Dalam proses penyerahan aset itu, beberapa pengusaha pemilik bank yang jujur, menyerahkan aset yang bagus dengan nilai sepadan dengan BLBI yang diberikan itu. Tapi celakanya, ada juga pemilik bank yang nakal dan bandel justru memasukkan saham-saham dan perusahaan yang nilai sebetulnya jauh lebih rendah.

Sehingga dengan indikasi tersebut, menurut dia, dalam prakteknya jelas terjadi penyelewengan. Apalagi Indonesia dipaksa oleh IMF untuk segera menjual aset yang diserahkan kepada Badan Penyehatan Perbankan Nasional (BPPN) tersebut.

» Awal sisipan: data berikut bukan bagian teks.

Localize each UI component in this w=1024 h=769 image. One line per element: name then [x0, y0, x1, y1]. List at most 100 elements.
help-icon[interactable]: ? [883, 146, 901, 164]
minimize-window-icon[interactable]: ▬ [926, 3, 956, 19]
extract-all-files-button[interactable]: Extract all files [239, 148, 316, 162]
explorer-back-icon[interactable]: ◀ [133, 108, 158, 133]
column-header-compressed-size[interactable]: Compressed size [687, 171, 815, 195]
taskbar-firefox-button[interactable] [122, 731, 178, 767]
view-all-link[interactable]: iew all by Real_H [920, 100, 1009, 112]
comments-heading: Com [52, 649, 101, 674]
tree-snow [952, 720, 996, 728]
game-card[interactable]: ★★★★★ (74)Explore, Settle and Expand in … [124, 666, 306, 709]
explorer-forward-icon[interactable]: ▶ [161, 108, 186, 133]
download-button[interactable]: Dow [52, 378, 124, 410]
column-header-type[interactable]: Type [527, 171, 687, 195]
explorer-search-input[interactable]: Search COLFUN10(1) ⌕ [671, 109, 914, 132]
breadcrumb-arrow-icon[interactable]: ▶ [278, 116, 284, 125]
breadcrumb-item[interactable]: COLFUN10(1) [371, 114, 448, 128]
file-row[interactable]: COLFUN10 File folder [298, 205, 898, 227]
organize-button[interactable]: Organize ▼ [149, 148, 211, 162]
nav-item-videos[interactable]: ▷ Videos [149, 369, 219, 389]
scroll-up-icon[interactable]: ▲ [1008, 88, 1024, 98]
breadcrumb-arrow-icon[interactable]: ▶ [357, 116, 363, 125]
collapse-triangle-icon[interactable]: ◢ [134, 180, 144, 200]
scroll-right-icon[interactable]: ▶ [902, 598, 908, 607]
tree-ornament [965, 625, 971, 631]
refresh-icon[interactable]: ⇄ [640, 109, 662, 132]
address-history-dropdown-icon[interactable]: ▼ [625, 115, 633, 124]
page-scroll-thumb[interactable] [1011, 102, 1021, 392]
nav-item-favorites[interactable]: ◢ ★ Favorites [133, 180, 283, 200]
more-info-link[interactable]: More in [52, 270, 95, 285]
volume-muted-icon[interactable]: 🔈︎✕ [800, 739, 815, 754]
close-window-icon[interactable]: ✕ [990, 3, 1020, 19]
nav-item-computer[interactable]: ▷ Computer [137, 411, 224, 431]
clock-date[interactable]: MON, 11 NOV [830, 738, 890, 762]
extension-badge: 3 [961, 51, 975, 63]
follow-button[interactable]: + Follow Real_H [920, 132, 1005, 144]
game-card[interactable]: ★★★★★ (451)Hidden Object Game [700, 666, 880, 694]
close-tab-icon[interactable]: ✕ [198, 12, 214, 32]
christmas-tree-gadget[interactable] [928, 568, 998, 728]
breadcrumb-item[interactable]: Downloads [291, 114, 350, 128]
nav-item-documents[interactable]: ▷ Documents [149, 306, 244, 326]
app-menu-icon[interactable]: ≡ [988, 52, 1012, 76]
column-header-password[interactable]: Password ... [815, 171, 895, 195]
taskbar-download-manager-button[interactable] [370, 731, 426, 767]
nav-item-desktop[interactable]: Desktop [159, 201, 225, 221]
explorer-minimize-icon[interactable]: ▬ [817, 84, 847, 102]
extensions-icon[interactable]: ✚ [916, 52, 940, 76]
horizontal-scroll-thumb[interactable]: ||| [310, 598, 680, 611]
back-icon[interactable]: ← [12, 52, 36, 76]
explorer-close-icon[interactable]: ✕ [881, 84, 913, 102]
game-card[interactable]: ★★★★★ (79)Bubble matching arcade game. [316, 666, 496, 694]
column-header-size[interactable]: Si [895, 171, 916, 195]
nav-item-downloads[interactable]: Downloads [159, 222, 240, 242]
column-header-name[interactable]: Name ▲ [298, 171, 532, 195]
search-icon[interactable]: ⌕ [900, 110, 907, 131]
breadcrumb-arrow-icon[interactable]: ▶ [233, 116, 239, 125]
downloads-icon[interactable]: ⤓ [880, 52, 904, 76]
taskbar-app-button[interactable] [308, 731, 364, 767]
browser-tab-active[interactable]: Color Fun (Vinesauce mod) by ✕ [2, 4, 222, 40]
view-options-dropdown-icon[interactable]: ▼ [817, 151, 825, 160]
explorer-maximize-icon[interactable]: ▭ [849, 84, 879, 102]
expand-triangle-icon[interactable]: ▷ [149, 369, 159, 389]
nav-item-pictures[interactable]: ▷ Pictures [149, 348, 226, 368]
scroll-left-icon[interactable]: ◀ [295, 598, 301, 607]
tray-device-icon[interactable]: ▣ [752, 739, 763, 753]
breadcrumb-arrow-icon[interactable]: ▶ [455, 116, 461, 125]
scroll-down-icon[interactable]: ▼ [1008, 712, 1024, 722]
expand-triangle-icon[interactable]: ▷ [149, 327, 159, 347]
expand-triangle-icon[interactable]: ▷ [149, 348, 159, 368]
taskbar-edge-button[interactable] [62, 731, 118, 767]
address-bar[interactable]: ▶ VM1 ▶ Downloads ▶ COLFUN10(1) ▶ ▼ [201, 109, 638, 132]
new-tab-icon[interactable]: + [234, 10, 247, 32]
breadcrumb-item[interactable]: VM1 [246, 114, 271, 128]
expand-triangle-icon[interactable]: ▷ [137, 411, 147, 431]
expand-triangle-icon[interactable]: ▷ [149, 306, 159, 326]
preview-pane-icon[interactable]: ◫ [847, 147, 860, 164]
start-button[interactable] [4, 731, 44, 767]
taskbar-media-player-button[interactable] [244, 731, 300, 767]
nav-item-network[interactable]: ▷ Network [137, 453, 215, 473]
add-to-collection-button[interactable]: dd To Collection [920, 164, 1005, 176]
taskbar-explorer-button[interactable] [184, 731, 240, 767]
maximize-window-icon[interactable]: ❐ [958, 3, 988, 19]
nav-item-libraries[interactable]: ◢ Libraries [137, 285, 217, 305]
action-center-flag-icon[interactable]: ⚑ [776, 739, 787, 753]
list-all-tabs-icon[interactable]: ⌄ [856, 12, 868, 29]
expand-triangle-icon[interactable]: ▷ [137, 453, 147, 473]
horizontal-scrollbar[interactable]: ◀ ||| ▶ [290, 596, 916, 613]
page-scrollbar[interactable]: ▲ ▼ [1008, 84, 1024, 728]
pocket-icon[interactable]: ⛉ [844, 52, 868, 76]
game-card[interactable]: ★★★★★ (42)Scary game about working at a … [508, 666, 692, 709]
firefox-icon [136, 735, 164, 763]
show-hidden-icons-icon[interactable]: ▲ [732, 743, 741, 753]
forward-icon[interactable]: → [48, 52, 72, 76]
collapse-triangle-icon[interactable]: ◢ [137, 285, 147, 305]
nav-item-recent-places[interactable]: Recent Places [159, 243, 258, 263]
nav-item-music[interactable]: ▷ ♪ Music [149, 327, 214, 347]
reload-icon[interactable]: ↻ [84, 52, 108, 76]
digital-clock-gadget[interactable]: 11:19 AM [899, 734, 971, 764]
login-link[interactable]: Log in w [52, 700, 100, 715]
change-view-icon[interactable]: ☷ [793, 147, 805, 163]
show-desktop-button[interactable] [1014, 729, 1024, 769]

“Pada waktu kami masuk jadi Menko, setelah krisis, strategi kami adalah tidak menjual aset-aset itu, kecuali sangat diperlukan untuk menambal APBN. Akan tetapi restructure asset tersebut untuk 5-7 tujuh tahun kemudian,” paparnya.

Dengan perkiraan, kata Rizal, kalau dijual sesuai saran IMF itu, maka harganya akan jatuh, Republik Indonesia pasti akan sangat dirugikan. Namun kalau mengikuti kebijakannya, proses restructure 5-7 tahun baru dijual, maka pada tahun 2005/2007, dimana Indeks Harga Saham Gabungan (IHSG) sudah naik dari tadinya 700-an ke atas 1500, justru pemerintah Indonesia akan bisa mendapat lebih banyak lagi, karena ecovery rate-nya lebih tinggi.

“Tapi kebanyakan menteri ekonomi Indonesia manut dengan IMF yang konyol itu. Sehingga akhirnya dipaksa menjual dengan harga sangat murah, dan merugikan, termasuk kasus penjualan BCA, yang oleh Pak Kwik Kian Gie (Menko Prekonomian sebelum Rizal) juga sudah jelaskan berkali-kali, itu sangat merugikan negara,” jelas Rizal.